April 23, 2019
Johns Hopkins Medicine
In a survey of thousands of people who reported having experienced personal encounters with God, researchers report that more than two-thirds of self-identified atheists shed that label after their encounter, regardless of whether it was spontaneous or while taking a psychedelic.
I can't wait to have this same study done on self-identified agnostics. I want to believe that we will not shift our perspective in as large numbers as atheist but wanting to believe doesn't make it so.
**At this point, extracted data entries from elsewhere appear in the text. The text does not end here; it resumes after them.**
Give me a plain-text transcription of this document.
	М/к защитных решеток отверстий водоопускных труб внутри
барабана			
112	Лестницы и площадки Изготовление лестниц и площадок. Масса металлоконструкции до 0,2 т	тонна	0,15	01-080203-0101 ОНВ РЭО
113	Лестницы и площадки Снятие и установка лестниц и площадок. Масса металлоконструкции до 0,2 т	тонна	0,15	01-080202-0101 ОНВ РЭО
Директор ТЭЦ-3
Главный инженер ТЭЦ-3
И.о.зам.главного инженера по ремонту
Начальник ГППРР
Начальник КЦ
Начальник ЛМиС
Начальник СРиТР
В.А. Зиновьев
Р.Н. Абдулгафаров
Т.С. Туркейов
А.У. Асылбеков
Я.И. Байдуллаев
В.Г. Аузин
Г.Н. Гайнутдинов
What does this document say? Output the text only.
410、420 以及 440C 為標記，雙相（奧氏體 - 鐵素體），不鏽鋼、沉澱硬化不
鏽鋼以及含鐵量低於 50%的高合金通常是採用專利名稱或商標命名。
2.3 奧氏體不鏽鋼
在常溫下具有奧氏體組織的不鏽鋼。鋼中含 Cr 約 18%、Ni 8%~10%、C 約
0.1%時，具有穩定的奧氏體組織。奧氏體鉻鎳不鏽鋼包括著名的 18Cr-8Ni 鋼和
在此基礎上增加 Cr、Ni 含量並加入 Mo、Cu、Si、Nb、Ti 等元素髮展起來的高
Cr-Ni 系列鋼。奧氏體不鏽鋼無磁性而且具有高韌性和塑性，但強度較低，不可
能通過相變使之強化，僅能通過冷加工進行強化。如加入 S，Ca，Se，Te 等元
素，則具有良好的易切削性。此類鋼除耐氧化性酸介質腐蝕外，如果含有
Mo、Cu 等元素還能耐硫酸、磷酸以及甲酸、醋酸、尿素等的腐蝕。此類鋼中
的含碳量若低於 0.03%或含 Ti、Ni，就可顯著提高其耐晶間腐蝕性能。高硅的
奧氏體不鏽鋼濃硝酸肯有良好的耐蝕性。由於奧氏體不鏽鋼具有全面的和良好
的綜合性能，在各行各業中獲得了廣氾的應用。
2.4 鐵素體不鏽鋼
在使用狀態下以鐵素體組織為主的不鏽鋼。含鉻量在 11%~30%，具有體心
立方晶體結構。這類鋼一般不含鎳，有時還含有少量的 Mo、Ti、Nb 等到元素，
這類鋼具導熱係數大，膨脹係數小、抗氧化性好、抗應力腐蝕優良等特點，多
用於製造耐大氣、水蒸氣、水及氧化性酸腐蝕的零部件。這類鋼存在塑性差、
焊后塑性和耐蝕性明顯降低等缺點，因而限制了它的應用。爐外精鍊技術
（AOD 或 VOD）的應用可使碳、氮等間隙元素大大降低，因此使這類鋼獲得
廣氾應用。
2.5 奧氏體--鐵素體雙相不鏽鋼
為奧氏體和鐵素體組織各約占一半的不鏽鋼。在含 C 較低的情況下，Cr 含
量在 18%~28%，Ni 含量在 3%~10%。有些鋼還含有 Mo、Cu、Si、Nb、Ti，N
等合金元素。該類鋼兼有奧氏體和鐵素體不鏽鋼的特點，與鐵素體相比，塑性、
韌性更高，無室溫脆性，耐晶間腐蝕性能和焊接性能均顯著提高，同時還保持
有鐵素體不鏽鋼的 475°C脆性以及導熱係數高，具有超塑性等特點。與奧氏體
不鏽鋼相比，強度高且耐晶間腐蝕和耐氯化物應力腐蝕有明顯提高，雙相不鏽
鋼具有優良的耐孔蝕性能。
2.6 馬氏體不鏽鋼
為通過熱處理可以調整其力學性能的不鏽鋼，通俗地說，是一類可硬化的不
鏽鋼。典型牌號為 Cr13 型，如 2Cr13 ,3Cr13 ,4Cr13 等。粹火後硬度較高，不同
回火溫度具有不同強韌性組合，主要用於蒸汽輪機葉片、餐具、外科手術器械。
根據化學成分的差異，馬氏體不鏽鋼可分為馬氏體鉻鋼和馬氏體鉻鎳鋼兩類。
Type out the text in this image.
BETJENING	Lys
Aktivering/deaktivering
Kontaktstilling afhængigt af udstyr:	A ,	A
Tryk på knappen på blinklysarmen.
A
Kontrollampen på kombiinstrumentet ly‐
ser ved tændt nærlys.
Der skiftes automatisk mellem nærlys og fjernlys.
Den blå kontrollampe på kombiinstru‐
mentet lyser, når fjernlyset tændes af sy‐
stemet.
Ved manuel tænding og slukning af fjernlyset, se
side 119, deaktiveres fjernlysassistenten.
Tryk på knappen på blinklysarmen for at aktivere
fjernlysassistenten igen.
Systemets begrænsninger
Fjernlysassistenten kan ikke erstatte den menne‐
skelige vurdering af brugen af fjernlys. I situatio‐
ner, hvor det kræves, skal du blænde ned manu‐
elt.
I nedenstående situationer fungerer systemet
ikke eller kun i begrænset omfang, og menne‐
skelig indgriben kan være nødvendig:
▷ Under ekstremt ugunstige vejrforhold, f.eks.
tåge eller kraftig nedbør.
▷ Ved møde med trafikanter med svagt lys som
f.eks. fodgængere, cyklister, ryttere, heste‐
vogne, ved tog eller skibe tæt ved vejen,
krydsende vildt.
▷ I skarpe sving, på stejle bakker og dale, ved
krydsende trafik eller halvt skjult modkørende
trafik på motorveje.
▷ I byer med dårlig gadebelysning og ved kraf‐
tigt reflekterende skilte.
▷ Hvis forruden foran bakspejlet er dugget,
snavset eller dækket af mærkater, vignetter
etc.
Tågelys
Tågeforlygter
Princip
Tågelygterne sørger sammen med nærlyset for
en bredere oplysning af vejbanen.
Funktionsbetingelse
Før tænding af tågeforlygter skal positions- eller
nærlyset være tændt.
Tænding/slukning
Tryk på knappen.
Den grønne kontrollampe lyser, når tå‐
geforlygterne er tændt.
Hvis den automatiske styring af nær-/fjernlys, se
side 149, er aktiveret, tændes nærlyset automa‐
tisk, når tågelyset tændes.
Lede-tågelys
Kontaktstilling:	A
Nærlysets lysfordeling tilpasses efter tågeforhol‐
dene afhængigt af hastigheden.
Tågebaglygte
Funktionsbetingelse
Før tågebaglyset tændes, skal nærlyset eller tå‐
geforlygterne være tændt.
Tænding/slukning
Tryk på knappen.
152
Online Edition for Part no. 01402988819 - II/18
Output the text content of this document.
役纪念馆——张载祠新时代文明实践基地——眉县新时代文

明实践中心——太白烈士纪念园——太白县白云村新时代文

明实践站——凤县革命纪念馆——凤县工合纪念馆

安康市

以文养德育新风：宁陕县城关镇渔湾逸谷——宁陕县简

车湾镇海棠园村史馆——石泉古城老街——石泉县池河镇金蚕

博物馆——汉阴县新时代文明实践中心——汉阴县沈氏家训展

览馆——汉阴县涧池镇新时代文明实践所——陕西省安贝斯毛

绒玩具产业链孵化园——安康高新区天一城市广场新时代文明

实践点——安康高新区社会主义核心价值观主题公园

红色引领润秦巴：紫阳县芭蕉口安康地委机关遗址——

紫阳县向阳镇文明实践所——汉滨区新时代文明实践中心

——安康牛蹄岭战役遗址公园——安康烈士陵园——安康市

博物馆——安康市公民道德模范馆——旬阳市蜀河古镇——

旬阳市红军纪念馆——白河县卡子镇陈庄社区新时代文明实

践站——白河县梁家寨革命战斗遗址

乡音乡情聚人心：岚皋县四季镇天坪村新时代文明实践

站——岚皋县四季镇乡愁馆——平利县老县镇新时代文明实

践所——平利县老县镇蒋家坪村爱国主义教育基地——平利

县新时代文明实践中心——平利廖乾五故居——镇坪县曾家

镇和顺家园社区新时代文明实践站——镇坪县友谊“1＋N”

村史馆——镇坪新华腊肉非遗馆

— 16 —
"I can't wait to have this same study done on self-identified agnostics. I want to believe that we will not shift our perspective in as large numbers as atheist but wanting to believe doesn't make it so".
What, because they're already middle of the road you think you'll have to worry less about regression to the mean? (See what I did there)
There are some profound experiences which humans can have, which are a real phenomenon, at least in the sense that dreams are a real phenomenon, and which have been consistent enough over time and throughout all cultures, that humans are perennially inclined to call "an encounter with God." This is a fact.
Now whether that thing we are calling God actually has the qualities and substance we attribute to it is a separate question, but the phenomenon has a long and remarkably consistent history in human experience. It is, at minimum, a real part of human nature, and, having been recorded in virtually all human cultures, at all periods of time in which humans have existed, it meets the rule of thumb for most likely being an adaptive trait.
So the question of whether God exists is not really a very useful, or even interesting, question. Certainly something exists that our species keeps referring to as "God". The more useful question is "What is God's nature"? An all-powerful person who created the universe, or an evolved aspect of our collective unconscious... or maybe something we've not begun to understand yet?
What exactly does self identified atheist mean...is there any other kind? What is more to the point is where were they on the belief spectrum before they identified as an atheist. I think the idea of someone like me, who has never believed, recanting that disbelief after some hallucinatory experience, is about as likely as me turning into a pumpkin!
Fascinating! What is next? Christians encouraging the taking of psychedelics to eliminate atheistic thinking? Wouldn't that be a twist!
IMO, self-identified atheists run the gamut, from those who at one time were deeply religious to those who were raised without any concept of a deity. In other words, a range from the highly negative (in terms of their prior upbringing) to the relatively ambivalent. It would be interesting to delve deeper into the data, to see if there were any correlation with prior religious belief and retaining (or shedding) one's self-identified atheist label.
Heard Joni Mitchell say in an underwhelming documentary this week about Laurel Canyon LA and all those hangers-on in the late 60s, that she took acid and saw quantum mechanics, the universe, and the meaning of everything and lots more. Okay, so drugs addle the brain. Guess I always knew that. Guess that's why I have always stayed away from them.
Underwhelmed by this research am I Middle.
I would assume the numbers would similar for agnostics with a slightly higher percentage do to less skepticism.
The take away... psychedelics are deeply moving! Some attribute it to external forces, some realize it's all internal, but just about all can agree that it's moving.
Meanwhile on the reservation:
A charter was granted by the State of Oklahoma on October 10, 1918 placing the Peyote Ceremony on a basis of legal equality with other religions by providing Constitutional Protection through the establishment of a Native American Church. This is perhaps the most important cultural contribution by the Comanches to the lives of other Native American Indians.